McRae B L, Picker L J, van Seventer G A
Department of Pathology, Division of Biological Sciences, University of Chicago, IL 60637-1463, USA.
Eur J Immunol. 1997 Oct;27(10):2650-6. doi: 10.1002/eji.1830271026.

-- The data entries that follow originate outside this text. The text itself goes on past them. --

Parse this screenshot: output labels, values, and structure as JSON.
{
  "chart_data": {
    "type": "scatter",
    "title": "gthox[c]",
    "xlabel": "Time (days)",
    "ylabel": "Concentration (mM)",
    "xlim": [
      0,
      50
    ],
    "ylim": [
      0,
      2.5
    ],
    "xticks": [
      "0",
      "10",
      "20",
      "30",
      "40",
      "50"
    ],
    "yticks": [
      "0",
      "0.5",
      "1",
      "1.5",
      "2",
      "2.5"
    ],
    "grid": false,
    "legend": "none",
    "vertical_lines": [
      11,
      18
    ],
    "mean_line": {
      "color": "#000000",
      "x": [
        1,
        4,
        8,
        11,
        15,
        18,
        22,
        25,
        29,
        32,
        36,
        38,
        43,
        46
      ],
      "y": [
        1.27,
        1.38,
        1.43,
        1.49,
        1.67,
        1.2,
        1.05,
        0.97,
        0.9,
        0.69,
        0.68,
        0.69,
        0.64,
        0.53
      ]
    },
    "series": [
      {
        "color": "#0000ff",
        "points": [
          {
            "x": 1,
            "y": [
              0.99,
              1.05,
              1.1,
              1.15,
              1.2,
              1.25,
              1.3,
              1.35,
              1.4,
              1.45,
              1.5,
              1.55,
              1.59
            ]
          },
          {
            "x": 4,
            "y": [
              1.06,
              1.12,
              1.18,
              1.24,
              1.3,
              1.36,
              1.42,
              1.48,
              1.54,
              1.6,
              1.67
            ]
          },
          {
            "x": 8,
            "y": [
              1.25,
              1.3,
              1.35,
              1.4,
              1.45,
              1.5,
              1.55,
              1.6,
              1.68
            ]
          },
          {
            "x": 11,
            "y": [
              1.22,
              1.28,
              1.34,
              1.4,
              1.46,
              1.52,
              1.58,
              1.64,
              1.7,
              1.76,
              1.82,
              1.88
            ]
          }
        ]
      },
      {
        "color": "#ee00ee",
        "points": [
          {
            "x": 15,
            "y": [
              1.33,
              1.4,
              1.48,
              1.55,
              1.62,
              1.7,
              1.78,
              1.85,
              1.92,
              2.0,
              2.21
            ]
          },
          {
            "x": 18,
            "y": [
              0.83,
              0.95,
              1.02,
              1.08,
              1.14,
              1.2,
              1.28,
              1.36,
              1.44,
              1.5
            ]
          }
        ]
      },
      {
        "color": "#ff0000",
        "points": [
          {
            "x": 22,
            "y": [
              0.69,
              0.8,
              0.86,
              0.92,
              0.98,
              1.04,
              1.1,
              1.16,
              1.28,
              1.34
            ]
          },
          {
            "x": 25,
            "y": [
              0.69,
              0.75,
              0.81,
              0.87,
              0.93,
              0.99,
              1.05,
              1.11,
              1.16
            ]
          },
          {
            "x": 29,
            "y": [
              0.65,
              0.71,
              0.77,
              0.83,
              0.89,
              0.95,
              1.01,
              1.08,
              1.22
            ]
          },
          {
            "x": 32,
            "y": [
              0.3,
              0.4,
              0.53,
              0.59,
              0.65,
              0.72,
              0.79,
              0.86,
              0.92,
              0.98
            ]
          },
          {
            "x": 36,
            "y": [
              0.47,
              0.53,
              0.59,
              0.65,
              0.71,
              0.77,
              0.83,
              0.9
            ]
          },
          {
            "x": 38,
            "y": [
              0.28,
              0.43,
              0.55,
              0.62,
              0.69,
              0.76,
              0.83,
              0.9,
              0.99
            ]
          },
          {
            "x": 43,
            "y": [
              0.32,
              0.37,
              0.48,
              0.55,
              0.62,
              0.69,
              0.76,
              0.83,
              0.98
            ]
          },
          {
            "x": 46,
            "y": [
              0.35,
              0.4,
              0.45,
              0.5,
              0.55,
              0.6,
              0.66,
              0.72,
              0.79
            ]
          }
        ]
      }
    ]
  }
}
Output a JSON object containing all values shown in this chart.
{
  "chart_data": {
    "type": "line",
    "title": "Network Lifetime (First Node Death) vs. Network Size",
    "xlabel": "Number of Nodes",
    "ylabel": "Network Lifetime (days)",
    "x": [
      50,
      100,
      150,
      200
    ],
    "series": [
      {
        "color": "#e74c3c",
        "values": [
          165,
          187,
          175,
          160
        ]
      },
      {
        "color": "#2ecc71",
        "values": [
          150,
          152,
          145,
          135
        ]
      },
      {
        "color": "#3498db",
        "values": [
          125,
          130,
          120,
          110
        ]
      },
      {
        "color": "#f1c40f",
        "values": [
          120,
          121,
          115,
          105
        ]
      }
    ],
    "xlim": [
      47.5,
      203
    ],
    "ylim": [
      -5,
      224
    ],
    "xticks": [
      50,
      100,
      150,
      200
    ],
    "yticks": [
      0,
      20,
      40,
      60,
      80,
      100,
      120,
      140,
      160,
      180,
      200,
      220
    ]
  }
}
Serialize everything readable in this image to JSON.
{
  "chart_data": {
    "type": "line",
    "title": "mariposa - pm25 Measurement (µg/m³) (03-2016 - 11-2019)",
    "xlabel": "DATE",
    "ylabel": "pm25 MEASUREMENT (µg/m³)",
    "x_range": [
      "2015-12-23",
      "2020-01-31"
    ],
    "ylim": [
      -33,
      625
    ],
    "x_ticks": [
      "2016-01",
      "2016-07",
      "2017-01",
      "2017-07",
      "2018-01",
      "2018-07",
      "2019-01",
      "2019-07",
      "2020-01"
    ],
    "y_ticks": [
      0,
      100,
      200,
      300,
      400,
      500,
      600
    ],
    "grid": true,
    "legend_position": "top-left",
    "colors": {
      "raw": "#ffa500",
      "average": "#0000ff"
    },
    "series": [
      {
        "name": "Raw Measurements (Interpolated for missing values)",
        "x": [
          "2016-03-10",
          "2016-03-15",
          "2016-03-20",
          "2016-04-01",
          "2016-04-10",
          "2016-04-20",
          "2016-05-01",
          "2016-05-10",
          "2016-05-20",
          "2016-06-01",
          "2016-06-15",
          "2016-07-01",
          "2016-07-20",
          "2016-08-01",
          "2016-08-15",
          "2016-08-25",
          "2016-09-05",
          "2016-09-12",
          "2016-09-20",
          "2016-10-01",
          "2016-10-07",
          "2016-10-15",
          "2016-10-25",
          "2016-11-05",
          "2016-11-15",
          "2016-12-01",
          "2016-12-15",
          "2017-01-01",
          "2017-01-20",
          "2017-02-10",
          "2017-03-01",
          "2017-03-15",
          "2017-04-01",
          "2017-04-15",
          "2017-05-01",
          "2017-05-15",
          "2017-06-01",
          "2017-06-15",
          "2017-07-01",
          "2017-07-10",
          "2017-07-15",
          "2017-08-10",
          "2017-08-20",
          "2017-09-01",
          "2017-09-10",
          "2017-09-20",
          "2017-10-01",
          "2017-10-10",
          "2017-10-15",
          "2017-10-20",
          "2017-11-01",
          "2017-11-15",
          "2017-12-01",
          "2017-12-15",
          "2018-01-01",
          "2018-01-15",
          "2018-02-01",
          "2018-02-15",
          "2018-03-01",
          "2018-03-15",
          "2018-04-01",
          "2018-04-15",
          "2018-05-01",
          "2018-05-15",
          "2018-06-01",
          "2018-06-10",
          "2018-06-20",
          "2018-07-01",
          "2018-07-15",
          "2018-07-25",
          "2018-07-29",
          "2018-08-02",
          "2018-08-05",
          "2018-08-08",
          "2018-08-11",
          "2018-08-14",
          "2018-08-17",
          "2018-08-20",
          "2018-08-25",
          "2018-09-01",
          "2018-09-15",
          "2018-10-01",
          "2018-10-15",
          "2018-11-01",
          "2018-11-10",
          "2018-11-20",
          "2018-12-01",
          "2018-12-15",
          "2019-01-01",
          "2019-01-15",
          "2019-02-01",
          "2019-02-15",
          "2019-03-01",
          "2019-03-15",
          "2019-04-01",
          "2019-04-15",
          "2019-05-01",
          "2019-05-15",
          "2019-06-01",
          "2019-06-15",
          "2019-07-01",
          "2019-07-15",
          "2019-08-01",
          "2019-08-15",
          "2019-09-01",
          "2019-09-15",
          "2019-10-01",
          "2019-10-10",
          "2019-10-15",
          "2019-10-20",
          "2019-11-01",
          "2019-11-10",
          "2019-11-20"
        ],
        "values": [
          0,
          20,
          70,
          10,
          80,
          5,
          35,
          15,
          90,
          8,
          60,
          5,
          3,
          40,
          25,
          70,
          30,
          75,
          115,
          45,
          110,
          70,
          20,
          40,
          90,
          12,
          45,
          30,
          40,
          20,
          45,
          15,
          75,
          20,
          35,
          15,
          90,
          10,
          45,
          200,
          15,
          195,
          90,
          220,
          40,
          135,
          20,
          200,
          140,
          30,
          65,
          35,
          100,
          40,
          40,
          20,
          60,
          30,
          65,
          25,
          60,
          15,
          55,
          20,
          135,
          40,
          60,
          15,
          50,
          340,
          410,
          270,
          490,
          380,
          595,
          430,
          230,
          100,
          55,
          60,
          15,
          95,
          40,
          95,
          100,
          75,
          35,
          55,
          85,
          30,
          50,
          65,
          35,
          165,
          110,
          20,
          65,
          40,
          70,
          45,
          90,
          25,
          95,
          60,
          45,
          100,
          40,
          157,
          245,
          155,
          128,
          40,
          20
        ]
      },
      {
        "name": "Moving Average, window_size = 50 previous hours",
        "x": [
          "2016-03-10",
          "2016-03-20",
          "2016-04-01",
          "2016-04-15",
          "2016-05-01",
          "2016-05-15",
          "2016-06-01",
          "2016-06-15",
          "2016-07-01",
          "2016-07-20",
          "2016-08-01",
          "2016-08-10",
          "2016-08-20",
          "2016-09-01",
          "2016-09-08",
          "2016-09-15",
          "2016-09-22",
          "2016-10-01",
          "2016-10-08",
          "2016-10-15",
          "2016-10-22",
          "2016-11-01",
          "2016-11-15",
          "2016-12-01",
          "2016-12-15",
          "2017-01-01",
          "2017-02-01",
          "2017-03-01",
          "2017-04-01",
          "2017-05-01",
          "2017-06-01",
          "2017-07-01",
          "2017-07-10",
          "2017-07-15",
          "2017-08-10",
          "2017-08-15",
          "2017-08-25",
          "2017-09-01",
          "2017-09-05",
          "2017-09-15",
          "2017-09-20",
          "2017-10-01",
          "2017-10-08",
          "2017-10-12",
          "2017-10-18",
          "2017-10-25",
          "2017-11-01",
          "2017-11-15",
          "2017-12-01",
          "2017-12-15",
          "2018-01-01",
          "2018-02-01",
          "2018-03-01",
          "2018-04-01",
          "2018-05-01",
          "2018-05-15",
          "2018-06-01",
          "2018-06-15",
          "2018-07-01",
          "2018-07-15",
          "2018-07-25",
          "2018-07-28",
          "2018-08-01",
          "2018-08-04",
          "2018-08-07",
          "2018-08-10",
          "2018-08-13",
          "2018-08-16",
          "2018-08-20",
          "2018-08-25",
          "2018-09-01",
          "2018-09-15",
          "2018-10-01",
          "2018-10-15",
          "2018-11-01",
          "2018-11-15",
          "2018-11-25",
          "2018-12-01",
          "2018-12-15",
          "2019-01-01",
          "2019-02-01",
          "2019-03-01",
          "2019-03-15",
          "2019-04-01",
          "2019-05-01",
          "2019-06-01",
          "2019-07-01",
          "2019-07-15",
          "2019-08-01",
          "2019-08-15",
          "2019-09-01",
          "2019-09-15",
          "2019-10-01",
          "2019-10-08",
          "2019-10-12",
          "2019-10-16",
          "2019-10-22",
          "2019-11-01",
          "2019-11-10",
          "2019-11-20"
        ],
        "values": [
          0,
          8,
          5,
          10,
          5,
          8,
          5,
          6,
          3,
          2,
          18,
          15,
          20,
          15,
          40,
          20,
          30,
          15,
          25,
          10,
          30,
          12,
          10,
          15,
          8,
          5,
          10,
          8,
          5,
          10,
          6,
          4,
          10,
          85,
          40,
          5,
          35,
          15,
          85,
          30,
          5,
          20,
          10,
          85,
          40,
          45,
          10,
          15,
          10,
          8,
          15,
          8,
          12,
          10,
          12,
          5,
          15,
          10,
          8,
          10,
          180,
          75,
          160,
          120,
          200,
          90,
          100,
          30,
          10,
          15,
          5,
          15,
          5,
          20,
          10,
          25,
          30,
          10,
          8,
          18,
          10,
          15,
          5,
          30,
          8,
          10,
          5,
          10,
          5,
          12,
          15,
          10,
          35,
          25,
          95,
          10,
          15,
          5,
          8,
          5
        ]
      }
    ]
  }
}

Type I interferons (IFN) are important regulators of both innate and acquired immunity. We have used an in vitro system of human CD4+ T cell differentiation to determine how IFN-beta influences development of T helper (Th) subsets and homing receptor expression. IFN-beta promoted differentiation of CD4+ T cells that produce low levels of both IFN-gamma and lymphotoxin compared to interleukin (IL)-12-derived Th1 CD4+ T cells. IFN-beta inhibited production of Th2 cytokines (IL-5 and IL-13) and augmented IL-12-mediated IL-10 secretion. In addition, IFN-beta significantly enhanced L-selection expression on CD4+ T cells and synergized with IL-12 to induce expression of cutaneous lymphocyte-associated antigen (CLA). This Th1 L-selectin+, CLA+ phenotype is characteristic of T cells found in normal human skin and suggests a role for type I IFN in the regulation of Th subset differentiation and tissue-specific homing receptors.
I型干扰素(IFN)是先天性免疫和获得性免疫的重要调节因子。我们利用人CD4+T细胞分化的体外系统来确定IFN-β如何影响辅助性T(Th)亚群的发育和归巢受体表达。与白细胞介素(IL)-12诱导的Th1 CD4+T细胞相比,IFN-β促进了产生低水平IFN-γ和淋巴毒素的CD4+T细胞的分化。IFN-β抑制Th2细胞因子(IL-5和IL-13)的产生,并增强IL-12介导的IL-10分泌。此外,IFN-β显著增强CD4+T细胞上L-选择素的表达,并与IL-12协同诱导皮肤淋巴细胞相关抗原(CLA)的表达。这种Th1 L-选择素阳性、CLA阳性的表型是正常人皮肤中T细胞的特征,提示I型干扰素在Th亚群分化和组织特异性归巢受体的调节中发挥作用。